Ten years of Le Strade Della Mozzarella - The Roads of Mozzarella, the haute cuisine Italian food congress that has travelled from London to New York and Milan returned back to its roots for the grand finale in southern Italy's Paestum on 19 and 20 April.
As always, the event attracted participation from a collection of Italian and international chefs like Vladimir Mukhin, Gaggan Anand, Josean Alija and many more, riffing on some of Italy's most well known traditional ingredients under the spotlight.
Here's a taste of the two day event sponsored by S.Pellegrino and Acqua Panna, full of encounters with Italy's beloved ingredients, that spoke not only of the Mozzarella di Bufala Campana DOP, but Italianity in every facet.
The Next Generation of Italian Chefs
A new generation of chefs inaugurated the tenth edition of Le Strade della Mozzarella: all aged 30 - or under- championing the future of gastronomy and, more specifically, the future of Italian cuisine: for Luca Abbruzzino (Abbruzzino Restaurant) the future is without doubt linked to the products of the territory, while for Marco Ambrosino (28 Posti) the evolution of gastronomy and the role of the chef will be tied to culture and food education, "our future will be tied to the institutions that call us to work with children or school meals, so we will make culture: we need to teach children in what season they eat a tomato, just as they are taught other things." Floriano Pellegrino (Bros) instead focused on the generational question: "We must be aware, we must find an identity: we are the generation of doing, not of victimism," adding, "Our best clients are under 30, the worst over 40 because they are firm on their position. "
Italian Food as Seen by Josean Alija of Nerua, Bilbao
Chef Josean Alija of Nerua restaurant in Bilbao's Guggenheim described his passion for Italy and how, explained that for him, Italian cuisine is the culmination of flavor, culture and style.

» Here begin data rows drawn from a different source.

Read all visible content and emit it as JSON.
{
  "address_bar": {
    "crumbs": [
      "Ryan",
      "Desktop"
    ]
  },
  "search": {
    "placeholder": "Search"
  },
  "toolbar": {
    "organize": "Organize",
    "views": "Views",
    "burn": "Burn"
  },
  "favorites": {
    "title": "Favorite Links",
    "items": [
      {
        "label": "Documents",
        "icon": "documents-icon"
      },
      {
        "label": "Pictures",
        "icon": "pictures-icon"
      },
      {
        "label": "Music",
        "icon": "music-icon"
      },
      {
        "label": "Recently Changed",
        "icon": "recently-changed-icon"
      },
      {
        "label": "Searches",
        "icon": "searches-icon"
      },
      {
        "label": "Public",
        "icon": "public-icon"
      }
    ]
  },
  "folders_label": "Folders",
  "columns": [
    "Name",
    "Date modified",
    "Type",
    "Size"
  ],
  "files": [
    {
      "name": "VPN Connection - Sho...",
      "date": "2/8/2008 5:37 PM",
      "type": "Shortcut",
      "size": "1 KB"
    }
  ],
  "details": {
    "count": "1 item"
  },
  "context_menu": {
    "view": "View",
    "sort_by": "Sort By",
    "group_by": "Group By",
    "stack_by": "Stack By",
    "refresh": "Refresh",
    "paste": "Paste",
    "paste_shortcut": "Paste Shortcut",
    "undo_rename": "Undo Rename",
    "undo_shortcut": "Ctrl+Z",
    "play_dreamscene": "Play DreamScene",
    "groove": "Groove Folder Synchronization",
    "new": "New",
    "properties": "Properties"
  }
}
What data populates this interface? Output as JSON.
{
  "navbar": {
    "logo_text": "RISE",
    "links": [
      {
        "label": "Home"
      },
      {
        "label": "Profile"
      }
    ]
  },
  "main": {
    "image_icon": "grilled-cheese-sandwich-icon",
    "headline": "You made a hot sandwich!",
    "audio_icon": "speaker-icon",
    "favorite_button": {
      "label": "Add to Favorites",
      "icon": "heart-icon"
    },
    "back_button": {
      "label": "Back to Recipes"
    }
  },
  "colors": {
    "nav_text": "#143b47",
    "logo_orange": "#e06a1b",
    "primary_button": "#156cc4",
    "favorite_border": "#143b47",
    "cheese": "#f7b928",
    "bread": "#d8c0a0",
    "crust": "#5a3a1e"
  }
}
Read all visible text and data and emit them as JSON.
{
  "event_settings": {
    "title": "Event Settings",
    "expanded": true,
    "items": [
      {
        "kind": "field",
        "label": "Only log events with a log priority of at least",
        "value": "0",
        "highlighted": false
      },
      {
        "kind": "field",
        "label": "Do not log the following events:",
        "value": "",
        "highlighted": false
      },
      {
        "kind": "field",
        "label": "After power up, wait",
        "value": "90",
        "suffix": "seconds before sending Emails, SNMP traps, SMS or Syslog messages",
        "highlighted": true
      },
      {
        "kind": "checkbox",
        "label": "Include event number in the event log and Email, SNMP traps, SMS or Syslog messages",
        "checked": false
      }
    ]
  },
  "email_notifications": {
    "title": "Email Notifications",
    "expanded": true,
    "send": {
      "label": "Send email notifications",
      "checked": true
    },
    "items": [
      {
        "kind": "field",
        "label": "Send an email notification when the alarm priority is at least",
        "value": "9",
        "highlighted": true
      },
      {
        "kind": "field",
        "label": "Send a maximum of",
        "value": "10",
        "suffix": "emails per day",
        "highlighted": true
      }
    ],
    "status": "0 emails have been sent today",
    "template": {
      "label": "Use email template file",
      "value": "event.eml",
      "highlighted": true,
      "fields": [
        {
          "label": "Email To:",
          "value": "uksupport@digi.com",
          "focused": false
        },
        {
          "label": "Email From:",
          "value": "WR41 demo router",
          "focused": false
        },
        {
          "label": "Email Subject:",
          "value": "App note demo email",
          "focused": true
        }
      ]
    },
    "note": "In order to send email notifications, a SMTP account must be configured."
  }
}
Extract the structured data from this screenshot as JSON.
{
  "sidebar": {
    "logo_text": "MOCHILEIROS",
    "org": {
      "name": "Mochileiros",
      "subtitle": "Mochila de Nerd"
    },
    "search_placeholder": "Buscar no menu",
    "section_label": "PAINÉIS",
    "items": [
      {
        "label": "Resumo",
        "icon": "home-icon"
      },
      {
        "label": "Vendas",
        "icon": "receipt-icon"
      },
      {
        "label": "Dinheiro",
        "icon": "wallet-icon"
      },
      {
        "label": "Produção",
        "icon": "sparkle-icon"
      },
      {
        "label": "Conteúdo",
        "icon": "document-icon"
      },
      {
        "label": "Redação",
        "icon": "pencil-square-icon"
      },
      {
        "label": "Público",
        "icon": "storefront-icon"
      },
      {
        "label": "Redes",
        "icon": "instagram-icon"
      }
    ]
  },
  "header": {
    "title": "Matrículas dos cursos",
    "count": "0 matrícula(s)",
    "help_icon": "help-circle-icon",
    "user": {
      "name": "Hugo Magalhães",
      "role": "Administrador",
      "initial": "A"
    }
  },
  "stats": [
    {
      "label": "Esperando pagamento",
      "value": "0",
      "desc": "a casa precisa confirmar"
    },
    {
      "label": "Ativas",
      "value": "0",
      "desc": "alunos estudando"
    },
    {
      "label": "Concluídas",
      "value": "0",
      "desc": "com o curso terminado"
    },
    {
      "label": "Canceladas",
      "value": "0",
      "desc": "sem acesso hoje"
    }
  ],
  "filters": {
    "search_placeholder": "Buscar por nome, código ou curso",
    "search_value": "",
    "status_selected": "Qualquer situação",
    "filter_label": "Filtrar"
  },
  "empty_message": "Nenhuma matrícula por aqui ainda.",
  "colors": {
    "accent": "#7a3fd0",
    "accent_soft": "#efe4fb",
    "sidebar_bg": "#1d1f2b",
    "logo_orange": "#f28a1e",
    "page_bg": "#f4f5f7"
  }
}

The chef, who has previously appeared on the LSDM stage, comes with a fascinating story. Having lost his sense of taste to an accident in the late 1990's, his subsequent road to recovery led him to finding his way into cooking in 2003.
In 2011, his efforts were eventually rewarded with his first Michelin star. Housed next to Nerua's kitchen he also has a workshop with five dedicated people, and a blog where his research projects and results are disseminated. His restaurant ranks 56th on the World's 50 Best Restaurants list and is a landmark for Basque cuisine.
Josean enjoyed reinterpreting Italian dishes and tastes: his tasty dish of tomatoes in a sauce with aromatic herbs and capers. Then a Parmigiana di Melanzane; with a twist using mozzarella cubes with an eggplant jus, accompanied by aromatic herbs.
The Panelle of Anna Hansen, The Modern Pantry, London
Who would have thought that a New Zealand chef working in London was capable of making delicious panelle with Buffalo Mozzarella? Anna Hansen, the chef at The Modern Pantry, a London restaurant based heavily on global inspiration embodies the motto "keep things simple", while her ability to combine flavors seems all but simple.
The Buffalo Mozzarella remained fresh in contact with a hot panelle and looked like the perfect connection between Sicily and India. Her ingredients of choice? Panella, with curry leaves, lemongrass, cumin seeds and black garlic.
The London restaurant, besides being famous for global cuisine, is above all a perfect example of a sustainable restaurant, when sustainable also takes into account allergies and intolerances "which for years the hospitality industry has refused to consider."
Vladimir Mukhin (re)discovers Mozzarella
Vladimir Mukhin, chef of White Rabbit in Moscow and World's 50 Best Restaurants regular, enthused "yesterday I ate the best mozzarella in my life" going on to reflect on the control water of mozzarella "An unexpected ingredient! Very salty and acidic at the same time".
The amazement in the Russian chefs eyes translated into spectacular dishes that reflected Russian flavors but took inspiration from Italian dishes or ingredients such as; Trout Caviar, Cucumbers, Burrata and Mozzarella water and a caprese with added fermented malt.
Gaggan Anand on the ParallelBetween Indian and Italian Cusine
From India to Thailand and Gaggan Anand, Asia's no.1 chef, whomade his debut visit to LSDM in Paestum this year, selected buffalo ricotta for his Indian street food. The three time winner, listed at no.1 on Asia's 50 Best Restaurants 2017 recounted his story drawing a parallel between Italian and Indian cuisine, making the point that they both suffer from the same affliction: "Indian cuisine is like the Italian: Abroad it’s a disaster. People must believe in Indian culture and cuisine," and to do it Gaggan chose to go abroad to Bangkok "I came here 10 years ago; I chose Thailand because it was one of the few countries where Indians do not need a visa, and here it is okay, " he added, "I have to change India out of India."